Tim Jefferson, Senior Vice President, Engineering for Data, Networks and Application Security, Barracuda said, “In the current threat landscape, critical infrastructure is an attractive target for cybercriminals, but unfortunately IIoT/OT security projects often take a backseat to other security initiatives or fail due to cost or complexity, leaving organisations at risk. Issues such as the lack of network segmentation and the number of organisations that aren’t requiring multifactor authentication leave networks open to attack and require immediate attention.”

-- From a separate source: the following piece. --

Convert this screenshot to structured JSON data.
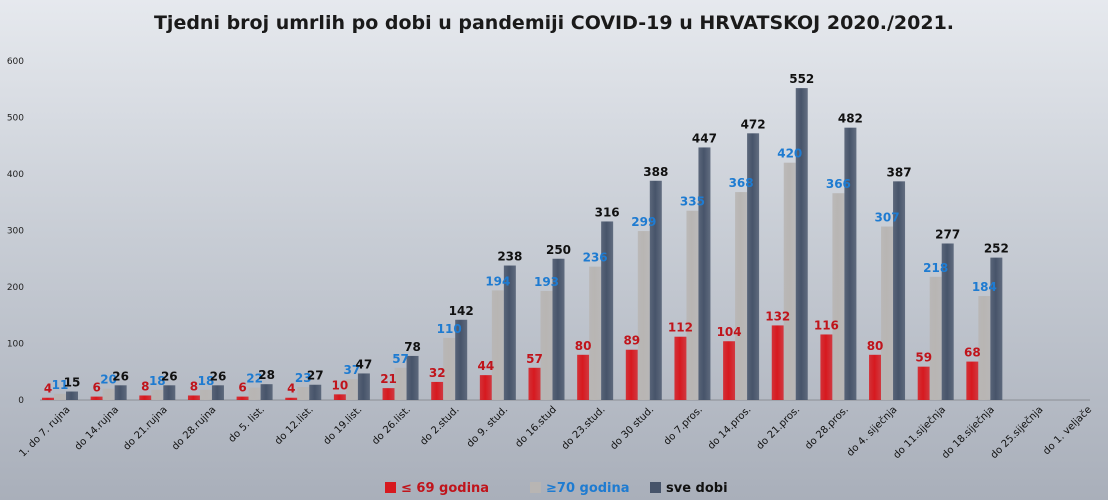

Organisations across the board have acknowledged the importance of investing even further in IIoT and OT security, with 96 per cent of business leaders noted that their organisation needs to increase their investment in industrial security. A total of 72 per cent of organisations signalled that they have either already implemented or are implementing IIoT/OT security projects. Still, many are facing significant challenges when it comes to implementation, including basic cyber hygiene.

However, 93 per cent have failed in their IIoT/OT security projects. For organisations with completed IIoT and OT security projects, 75 per cent have experienced no impact at all from a major incident.

“IIoT attacks go beyond the digital realm and can have real-world implications. As attacks continue to rise across industries, taking a proactive security approach to industrial security is critical for businesses to avoid being the next victim of an attack,” said Klaus Gheri, VP Network Security, Barracuda.

IIoT and OT security remain significant targets for attackers, but there is hope for businesses that take a proactive approach. Companies should implement tools to combat these challenges, including using secure endpoint connectivity devices and ruggedised network firewalls, all centrally deployed and managed via a secure cloud service that can enable effective network segmentation and advanced threat protection multifactor authentication, and even implement Zero Trust Access.